L’histoire politique et littéraire irrigue également les communes environnantes. Fontenay-le-Comte, ancienne capitale du Bas-Poitou associée à l’écrivain François Rabelais, est labellisée « Ville d’Art et d’Histoire ». On y trouve le majestueux Château de Terre-Neuve, construit en 1595 par Nicolas Rapin, un compagnon d’Henri IV. Du côté des villages, Vouvant se distingue en étant la seule commune vendéenne classée parmi les « Plus Beaux Villages de France ». La cité s’articule autour de la Tour Mélusine, unique vestige de l’ancien château fort des Lusignan. Plus au sud, Foussais-Payré rappelle son riche passé commercial avec ses Halles, érigées sous l’impulsion du roi Henri IV.
Entre épopée industrielle, mémoire politique et exploration céleste
La richesse de l’arrière-pays vendéen réside également dans l’éclectisme de ses sites mémoriels et scientifiques.
Le Centre Minier de Faymoreau documente avec rigueur les 130 années (de 1827 à 1958) d’exploitation charbonnière qui ont durablement marqué le bassin. Le musée propose une approche sociale et technique du quotidien des « gueules noires », à travers une scénographie incluant la salle des pendus et la reconstitution d’une mine.
Sur le plan historique, le village de Mouilleron-en-Pareds abrite la maison natale de Georges Clemenceau, transformée en musée national retraçant le parcours de l’ancien président du Conseil, surnommé le « Tigre ». Non loin, la commune de Bazoges-en-Pareds permet d’appréhender la vie féodale grâce à son donjon du XIVe siècle, culminant à près de 30 mètres de hauteur.
Enfin, le nord du territoire s’est imposé comme une référence en matière d’astrotourisme.
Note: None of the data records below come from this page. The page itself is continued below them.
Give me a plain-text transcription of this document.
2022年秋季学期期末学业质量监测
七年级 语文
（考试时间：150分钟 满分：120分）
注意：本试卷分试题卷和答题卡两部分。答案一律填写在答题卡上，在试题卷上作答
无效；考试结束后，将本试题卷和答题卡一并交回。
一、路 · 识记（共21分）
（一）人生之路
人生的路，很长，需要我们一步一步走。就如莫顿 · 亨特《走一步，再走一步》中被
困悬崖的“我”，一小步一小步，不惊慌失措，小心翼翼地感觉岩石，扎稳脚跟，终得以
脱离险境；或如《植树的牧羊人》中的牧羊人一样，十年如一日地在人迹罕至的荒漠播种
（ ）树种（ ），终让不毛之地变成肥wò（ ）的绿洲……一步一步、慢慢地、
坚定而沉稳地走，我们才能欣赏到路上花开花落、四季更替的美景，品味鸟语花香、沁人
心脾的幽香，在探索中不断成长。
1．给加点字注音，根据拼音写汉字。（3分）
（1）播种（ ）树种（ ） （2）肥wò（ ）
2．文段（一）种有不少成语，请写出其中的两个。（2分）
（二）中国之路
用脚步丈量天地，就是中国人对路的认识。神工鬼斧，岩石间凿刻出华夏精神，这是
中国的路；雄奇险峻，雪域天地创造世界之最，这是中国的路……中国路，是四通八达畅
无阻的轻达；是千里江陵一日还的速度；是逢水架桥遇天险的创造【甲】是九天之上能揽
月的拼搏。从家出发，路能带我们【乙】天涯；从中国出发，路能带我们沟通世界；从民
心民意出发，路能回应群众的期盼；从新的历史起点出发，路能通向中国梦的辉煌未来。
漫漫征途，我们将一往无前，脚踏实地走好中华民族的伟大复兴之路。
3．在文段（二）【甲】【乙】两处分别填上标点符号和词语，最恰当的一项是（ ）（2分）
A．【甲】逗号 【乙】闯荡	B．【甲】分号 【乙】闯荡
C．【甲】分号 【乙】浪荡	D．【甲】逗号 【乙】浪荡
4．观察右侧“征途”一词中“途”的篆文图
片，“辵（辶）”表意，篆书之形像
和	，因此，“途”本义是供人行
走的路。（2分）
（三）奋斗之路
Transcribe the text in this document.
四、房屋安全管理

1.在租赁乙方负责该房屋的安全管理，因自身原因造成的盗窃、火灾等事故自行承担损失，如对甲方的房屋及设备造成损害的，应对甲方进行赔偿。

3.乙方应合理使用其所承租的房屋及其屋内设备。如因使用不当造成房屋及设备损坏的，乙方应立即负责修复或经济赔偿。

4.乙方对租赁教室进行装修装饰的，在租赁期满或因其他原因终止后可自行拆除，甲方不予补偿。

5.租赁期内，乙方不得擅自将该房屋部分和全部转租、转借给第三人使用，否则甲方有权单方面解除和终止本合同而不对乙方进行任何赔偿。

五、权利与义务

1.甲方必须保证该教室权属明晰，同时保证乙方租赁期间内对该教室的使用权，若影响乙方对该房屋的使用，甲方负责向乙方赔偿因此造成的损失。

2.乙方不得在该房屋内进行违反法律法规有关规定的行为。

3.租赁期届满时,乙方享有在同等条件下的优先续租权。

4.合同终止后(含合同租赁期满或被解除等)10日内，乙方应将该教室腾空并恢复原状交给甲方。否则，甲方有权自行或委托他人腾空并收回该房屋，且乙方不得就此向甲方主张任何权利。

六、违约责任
Le Pays de la Châtaigneraie, préservé de la pollution lumineuse, détient le label national « Territoire de Villes et Villages Étoilés ». À La Chapelle-aux-Lys, l’offre scientifique se matérialise par un planétarium offrant des projections à 360° et par le « Chemin aux Étoiles », un parcours de randonnée où chaque mètre foulé représente cinq millions de kilomètres dans l’espace.
Un terroir culinaire identitaire
Le dynamisme de cette destination s’incarne jusque dans l’assiette, avec une gastronomie locale s’appuyant sur les circuits courts et le rythme des saisons. Les auberges et les marchés de producteurs mettent à l’honneur des marqueurs culinaires forts : le préfou (un pain garni de beurre et d’ail), les mogettes (des haricots blancs traditionnellement servis avec du jambon de pays), ou encore la célèbre brioche vendéenne. Héritage direct du passé maraîcher de la région, le farci poitevin – composé de légumes verts et d’herbes – vient parachever cette offre gustative authentique.